The Jewishness of Jesus matters:

historically,
biblically,
theologically,
ethically

… and we have just touched the subject.

[Edit – Clarification on “Israel.” It is a misunderstanding to simply equate the modern state of Israel founded in 1948 with biblical Israel. Jesus is the King of Israel does not commit me blindly to the modern state of Israel. It does not mean the State of Israel is beyond criticism especially in regard to Palestinians. Renewed Israel as Scripture sees it is Jews + Gentiles who confess Jesus as the King of Israel. This is not replacing Israel but an expansion of Israel to include the believers of the nations.]

4 Responses to “Jesus of Nazareth: Does it Matter that the Messiah is a Jew?”

  1. John Acufff Says:

    outstanding i am pondering what you say here. thank you and as i have said before when you are on you are awesome or rather HE is awesome through you

  2. Kenny Says:

    Well written. The only disagreement I have, if you can call it that, is using solely “King” for MESSIAH!

    Surely, King is part of it. But Prophet and Priest are as much a part of MESSIAH!

    Anyway, those are my thoughts. Great article. Blessings bro.

  3. Bobby Valentine Says:

    Kenny,

    First, I appreciate you reading. I would have replied in a certain FB group but that was short changed.

    Second, on the term “Messiah/Christ.” I simply offered a translation of the term that can be backed up by numerous sources. The English words “Messiah/Christ” are simply transliterations rather than a translation, like the word “baptism.” These words have taken on traditional religious connotations which obscures the fact that in the first century the word “Messiah” was not a religious term but a political one, King. Jesus is King (Caesar!) and Augustus is not.
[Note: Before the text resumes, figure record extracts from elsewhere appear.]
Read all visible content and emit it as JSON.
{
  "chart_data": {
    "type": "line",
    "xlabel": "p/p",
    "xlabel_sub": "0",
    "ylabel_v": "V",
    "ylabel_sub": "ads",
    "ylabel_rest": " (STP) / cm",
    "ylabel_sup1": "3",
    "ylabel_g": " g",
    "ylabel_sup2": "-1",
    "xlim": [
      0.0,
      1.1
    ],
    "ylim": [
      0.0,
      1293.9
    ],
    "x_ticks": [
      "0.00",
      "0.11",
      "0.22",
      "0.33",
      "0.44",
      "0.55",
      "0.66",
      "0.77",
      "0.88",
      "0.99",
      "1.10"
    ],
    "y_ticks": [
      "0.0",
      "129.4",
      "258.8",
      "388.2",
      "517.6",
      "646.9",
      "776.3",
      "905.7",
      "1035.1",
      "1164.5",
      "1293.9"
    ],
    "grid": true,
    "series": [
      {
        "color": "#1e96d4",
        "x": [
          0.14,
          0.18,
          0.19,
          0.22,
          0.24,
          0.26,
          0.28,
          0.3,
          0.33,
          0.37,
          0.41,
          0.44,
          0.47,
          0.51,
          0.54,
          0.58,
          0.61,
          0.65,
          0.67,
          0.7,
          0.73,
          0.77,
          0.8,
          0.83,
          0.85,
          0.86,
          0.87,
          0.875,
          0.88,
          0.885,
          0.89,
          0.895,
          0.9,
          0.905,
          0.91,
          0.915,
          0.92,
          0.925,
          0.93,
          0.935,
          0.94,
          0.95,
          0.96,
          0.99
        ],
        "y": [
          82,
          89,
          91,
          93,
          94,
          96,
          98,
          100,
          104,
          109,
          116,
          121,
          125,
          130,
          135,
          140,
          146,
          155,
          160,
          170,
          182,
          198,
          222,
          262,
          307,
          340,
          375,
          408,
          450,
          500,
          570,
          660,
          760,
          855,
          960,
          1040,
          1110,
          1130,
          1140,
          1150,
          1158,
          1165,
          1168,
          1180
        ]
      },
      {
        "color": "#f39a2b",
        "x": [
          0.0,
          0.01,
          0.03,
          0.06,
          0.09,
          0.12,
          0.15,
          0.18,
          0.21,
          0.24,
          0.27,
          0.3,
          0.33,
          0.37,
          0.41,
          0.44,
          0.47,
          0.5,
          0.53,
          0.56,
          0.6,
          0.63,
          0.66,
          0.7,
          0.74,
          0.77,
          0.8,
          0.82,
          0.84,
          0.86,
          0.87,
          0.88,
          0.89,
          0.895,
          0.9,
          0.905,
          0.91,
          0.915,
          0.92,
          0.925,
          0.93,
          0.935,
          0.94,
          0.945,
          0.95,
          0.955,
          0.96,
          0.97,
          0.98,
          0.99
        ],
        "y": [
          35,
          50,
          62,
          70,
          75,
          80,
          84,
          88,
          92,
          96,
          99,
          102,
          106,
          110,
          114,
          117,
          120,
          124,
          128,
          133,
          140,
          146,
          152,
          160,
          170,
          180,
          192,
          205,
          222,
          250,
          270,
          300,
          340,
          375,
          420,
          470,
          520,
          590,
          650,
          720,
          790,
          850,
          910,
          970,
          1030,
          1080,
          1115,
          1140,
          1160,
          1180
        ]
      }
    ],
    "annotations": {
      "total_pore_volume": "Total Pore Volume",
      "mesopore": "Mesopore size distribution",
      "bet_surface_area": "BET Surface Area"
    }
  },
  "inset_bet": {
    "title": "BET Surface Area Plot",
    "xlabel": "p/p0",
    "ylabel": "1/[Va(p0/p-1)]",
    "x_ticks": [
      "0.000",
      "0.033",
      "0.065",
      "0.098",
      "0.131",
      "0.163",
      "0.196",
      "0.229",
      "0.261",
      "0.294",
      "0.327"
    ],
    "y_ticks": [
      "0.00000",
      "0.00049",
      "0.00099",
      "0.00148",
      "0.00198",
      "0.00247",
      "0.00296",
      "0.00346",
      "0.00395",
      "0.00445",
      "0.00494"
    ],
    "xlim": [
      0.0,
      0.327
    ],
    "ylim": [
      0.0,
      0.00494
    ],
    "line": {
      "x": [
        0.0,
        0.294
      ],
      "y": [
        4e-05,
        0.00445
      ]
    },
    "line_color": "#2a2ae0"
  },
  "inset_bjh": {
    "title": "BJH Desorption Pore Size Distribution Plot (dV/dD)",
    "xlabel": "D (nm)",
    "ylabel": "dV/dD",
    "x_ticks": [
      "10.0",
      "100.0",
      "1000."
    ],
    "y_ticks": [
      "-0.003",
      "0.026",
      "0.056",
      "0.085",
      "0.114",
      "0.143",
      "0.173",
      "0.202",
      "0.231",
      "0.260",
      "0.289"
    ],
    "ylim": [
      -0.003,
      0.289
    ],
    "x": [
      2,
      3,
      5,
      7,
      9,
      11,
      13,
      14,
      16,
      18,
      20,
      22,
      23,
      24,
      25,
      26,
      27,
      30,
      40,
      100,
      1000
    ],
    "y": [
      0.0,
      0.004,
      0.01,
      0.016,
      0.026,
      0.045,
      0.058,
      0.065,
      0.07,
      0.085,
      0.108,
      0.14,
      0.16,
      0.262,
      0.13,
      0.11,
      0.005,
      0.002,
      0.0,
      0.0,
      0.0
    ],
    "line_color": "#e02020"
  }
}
This is extremely important and why the Jewishness of Jesus matters.

    While I have no doubt that Jesus is both prophet and priest those do not relate so much the office of King, though it is true that a few Kings seem to have had priestly and prophetic roles. But in Jesus’s day most held these categories differently. See how John 1.24 makes a clear distinction. But we agree that Jesus as King of Israel is also the Word of God and Priest of God.

    And check out the links within the article. I appreciate you reading and responding.

  4. Monte R Hawk Says:

    Excellent article. With Acts 15 you have two assemblies, one remained Jewish and the other was Gentile minus the Jewish. With the fall of Jerusalem this seems to gravitate more to the Gentile view.